Had a strange thought stay with me after an odd physics dream. I haven't thought this all the way through, nor researched it at all. But I do want to write this down before I forget. I've come up with some of my best mental reaches at 4am. Plus, if I don't offload it from my brain now, I won't sleep, and I'll have forgotten it by morning anyway.
It occurred to me that if we could watch a single pulse of a wave, from the frame of reference of the average position of that pulse, it would look like an edge-on circular-orbiting body (from the frame of reference of the average motion of that orbiting body).
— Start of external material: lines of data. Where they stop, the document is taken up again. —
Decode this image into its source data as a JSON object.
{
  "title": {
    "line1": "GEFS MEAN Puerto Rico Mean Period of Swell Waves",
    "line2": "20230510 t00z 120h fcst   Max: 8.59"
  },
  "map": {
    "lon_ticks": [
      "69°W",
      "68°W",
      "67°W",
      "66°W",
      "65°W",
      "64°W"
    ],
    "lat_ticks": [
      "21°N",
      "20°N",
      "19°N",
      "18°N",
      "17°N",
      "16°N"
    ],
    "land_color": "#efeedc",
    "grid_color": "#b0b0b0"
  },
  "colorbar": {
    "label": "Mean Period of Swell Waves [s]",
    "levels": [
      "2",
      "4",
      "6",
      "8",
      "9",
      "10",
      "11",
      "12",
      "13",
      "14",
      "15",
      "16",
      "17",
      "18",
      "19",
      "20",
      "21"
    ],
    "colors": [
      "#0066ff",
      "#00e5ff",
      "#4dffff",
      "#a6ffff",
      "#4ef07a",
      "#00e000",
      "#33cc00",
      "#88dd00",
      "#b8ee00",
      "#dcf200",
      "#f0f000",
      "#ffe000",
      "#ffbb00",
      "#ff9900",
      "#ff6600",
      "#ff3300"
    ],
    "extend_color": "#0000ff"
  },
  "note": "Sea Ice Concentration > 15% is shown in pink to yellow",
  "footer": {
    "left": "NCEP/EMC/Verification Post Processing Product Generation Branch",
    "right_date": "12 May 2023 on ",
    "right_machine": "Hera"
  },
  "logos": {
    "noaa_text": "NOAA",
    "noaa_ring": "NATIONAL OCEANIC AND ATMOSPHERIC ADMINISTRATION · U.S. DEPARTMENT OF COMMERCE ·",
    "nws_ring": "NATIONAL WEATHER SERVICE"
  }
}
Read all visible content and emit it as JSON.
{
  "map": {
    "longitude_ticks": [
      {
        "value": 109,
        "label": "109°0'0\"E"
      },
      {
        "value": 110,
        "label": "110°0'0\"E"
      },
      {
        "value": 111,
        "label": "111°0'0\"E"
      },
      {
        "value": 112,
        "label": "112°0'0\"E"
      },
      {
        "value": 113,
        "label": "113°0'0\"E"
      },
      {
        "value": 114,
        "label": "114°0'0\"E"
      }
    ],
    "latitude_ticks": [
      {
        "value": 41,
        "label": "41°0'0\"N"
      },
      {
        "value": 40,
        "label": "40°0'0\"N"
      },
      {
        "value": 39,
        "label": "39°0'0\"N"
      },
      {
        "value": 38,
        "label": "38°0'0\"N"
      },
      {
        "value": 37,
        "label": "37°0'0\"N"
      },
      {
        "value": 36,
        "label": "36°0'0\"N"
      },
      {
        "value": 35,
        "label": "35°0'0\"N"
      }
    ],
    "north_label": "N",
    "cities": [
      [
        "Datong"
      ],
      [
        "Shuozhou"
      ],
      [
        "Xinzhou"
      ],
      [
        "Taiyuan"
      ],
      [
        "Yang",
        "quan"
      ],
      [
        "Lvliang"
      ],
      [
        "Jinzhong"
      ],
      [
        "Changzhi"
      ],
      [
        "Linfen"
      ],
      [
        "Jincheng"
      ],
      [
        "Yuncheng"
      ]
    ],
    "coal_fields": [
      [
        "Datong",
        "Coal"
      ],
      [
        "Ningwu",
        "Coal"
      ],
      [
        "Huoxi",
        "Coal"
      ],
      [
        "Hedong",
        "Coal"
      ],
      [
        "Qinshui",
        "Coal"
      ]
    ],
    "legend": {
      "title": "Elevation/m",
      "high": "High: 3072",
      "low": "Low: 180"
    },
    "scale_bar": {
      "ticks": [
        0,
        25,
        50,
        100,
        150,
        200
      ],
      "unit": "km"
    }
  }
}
This seems to work (at least in my sleepy mind) with both longitudinal waves and transverse waves (compression waves).
So here's my weird 4am awake-but-not-awake thought: Photons. A particle that behaves like a wave. Or a wave that behaves like a particle. Could that oddity be the photon we can detect in some kind of orbital motion around a counterpart we can't detect for some weird quantum-physics or higher-dimensional math reason I can't even begin to coherently fathom, let alone articulate? If such an "invisible elf" counterpart particle was of the same mass and motion (though phased), the wobble wouldn't necessarily be apparent/detectable, neh?
And if it had mass, might it account for some portion of dark matter?
Okay, so here's the question: What am I missing? And please keep in mind that I'm almost certainly not going to understand the answer unless it's in dummy-mod speak (aka, monosyllabic grunts and obscene gestures). Thanks, and I'm off to bed.